I probably owe an apology to my readers for not keeping my promise and I have reasons, of course. I loved the challenge and it was a challenge. A lot of discipline too which I managed for more than three months. It’s taught me a lot. I’ve achieved my expectation to teach myself to be present in the moment. I focused on what’s important, what’s valuable. I’ve learnt to skip the clutter that comes with certain commitments and interactions.

Yet, there was a lot that I was grateful and I chose not to photograph. The moments needed to be lived rather than looking for the camera, trying to freeze the moment. There was once a young boy walking on our street with two massive suitcases, trying to get to the station. I had both my children in the car. I stopped and offered him a lift to the train station. My daughter was fascinated by me and the gratefulness on the young man’s face was to be framed but obviously I couldn’t photograph the moment.

Then there was this beautiful lady I met at the park the other day. She was supervising her grand children and I was with my little monkeys. As Kaan being himself and making me run after him all the time, this lady kept an eye on Ada, pushed her on the swing, lifted her up to the monkey bar despite my constant warnings that she might be too heavy for her. We made friends right there, right then. She said she loves Turkish coffee. I ran home and made us a delicious cup of coffee and had it at the park over a beautiful chat. The kids made friends and had wonderful time. I couldn’t photograph the moment. It was just delightful to be in it.

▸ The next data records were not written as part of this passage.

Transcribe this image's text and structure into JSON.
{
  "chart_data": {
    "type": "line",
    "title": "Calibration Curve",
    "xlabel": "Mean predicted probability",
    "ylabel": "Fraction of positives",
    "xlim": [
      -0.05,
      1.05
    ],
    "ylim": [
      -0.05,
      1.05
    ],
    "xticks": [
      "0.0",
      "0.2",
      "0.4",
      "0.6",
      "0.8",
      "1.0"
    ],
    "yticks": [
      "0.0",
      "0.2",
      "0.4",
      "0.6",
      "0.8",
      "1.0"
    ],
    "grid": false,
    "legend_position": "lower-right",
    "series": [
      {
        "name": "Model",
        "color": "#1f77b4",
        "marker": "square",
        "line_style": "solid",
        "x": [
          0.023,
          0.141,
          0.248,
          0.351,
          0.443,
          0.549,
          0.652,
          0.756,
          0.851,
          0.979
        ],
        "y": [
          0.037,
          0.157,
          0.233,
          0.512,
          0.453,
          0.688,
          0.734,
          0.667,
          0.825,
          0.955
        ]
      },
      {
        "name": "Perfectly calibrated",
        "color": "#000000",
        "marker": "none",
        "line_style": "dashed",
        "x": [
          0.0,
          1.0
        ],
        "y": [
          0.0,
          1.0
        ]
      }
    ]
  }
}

Then I was at Amiconi’s the other night, my photographs are being displayed on the wall as a little exhibition. I kept over hearing people praising them constantly. It was grandly satisfying, I couldn’t photograph it.

And there was a morning, I was coming back from an early morning photo shoot. I’d woken up at 5am, dead tired from the night before. I literally had to curse myself for over committing but by 9am, my shoot was done and on the way back, there was this massive relief of achievement, satisfaction surrounded my whole being that I couldn’t photograph. A sense of satisfaction that comes with giving, is the best you can experience and this was one of a kind. I lived the moment but no single photo could’ve matched it.

And there are those endless moments that Ada and Kaan play together these days, getting us involved. We are constantly chasing or running around the house. As soon as you lie down on the flour, Kaan comes, sits on your tummy and starts a horsy ride.
They were playing together the other day. Kaan got too excited and bit Ada’s arm. Ada started crying. I told Kaan off, a bit too loud so he started crying but in the meantime he patted Ada’s arm for an apology. I was just amazed. Ada was crying with those big tears but she was so taken by that little pat, she gave Kaan the biggest hug. She was hurting but so happy he tried to calm her down. I couldn’t photograph the moment, just lived it.

Apologies for stopping but I feel very satisfied.